Dear Editor,
In his recent missive of June 10, Aubrey Norton, Leader of the PNC and Chairman of APNU, took umbrage with the use of the term “Wismar Massacre”.
In reality, this was the term that has been most widely used by most Guyanese to describe the ethnic cleansing of Indians in Wismar/Christianburg/Mackenzie in May 1964. At that time, the term “ethnic cleansing” did not exist. Premier Cheddi Jagan referenced the “massacre” several times in his book to describe the totality of the coordinated acts of beatings, lootings, burnings, sexual violence, and evacuation of more than 3000-plus refugees, mostly children, from the area.
Norton’s letter accentuates two troubling facts.
One, by his own admission, Norton has accepted an invitation to attend the upcoming book launch. With his letters, he now seeks to silence any discussion on this issue before the launch in Guyana. In like manner, the PNC/UF Government shelved the COI Report, submitted in January 1965, and silenced the enormity of the politically and racially directed tragedy, instead of using it as an opportunity to engage in a genuine discourse on Guyanese historiography.

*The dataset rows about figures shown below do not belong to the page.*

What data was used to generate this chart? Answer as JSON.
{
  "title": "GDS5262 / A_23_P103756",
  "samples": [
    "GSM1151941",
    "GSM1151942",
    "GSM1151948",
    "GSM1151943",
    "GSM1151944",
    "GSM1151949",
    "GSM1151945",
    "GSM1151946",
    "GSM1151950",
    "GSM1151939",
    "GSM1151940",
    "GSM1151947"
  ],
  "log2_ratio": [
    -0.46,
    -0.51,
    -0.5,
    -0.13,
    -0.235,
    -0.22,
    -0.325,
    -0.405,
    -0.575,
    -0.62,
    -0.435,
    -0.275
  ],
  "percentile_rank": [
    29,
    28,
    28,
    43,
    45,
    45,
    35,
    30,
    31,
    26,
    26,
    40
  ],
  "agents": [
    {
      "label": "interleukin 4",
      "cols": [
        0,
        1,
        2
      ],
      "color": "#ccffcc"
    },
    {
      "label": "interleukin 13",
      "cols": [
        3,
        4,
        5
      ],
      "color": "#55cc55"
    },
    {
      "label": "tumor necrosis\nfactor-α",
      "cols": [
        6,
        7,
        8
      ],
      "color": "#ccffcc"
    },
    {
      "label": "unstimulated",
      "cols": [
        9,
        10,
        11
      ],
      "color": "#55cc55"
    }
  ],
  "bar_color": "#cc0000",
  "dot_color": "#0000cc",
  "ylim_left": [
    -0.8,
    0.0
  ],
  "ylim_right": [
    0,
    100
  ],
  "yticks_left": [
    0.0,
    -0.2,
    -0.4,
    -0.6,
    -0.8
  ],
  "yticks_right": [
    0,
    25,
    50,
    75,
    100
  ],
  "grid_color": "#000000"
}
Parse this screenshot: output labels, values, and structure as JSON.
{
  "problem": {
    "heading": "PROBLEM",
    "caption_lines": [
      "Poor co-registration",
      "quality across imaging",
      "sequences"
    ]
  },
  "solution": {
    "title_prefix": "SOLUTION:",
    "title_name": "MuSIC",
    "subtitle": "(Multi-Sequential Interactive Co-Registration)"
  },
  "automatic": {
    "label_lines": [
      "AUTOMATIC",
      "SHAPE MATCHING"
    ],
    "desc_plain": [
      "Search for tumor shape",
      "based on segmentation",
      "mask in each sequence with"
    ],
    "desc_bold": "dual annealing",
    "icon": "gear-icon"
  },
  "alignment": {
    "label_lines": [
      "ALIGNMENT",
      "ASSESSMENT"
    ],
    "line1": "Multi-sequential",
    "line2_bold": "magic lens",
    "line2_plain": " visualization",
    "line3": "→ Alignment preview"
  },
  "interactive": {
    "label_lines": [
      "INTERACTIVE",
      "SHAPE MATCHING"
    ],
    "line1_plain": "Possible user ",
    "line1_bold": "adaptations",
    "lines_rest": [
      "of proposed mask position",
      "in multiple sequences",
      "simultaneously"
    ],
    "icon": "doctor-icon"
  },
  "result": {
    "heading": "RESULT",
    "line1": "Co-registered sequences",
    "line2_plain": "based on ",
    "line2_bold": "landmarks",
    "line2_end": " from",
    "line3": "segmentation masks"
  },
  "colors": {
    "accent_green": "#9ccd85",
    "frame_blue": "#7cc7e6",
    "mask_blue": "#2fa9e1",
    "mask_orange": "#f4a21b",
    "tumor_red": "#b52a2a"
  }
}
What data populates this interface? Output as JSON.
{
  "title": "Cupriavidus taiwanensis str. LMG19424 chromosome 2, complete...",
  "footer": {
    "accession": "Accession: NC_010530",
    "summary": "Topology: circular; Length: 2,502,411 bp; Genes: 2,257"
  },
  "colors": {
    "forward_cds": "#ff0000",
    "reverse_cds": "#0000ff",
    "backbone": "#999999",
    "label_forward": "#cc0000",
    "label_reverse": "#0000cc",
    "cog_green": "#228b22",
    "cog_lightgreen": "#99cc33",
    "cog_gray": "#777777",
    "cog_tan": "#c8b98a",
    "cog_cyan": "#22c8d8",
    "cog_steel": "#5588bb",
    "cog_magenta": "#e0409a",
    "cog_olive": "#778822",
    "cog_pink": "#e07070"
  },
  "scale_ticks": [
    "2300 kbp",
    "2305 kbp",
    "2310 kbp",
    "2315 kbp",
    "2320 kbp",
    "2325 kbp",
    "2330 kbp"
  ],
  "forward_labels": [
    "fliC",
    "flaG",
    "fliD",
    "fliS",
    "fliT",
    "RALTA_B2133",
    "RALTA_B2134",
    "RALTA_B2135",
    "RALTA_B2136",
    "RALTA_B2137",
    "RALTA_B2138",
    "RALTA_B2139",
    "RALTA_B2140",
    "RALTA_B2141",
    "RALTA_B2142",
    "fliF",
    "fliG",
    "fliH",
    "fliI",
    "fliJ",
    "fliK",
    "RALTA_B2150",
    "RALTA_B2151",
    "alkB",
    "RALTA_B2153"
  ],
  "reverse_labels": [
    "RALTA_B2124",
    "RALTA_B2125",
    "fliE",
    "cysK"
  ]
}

Two, Mr. Norton has NOT read the book, but remains fixated on the cover. Had he done so, he would have known that the issues he raised, and much more, are addressed in the two decades of research that resulted in this study. Norton should take a lesson from Professor Odida Quamina, formerly of Linden, who participated in a discussion at the Toronto launch, and whose study on the bauxite workers figured prominently in my reconstruction of the bauxite economic enclave and its two adjacent riverain villages in the 1960s.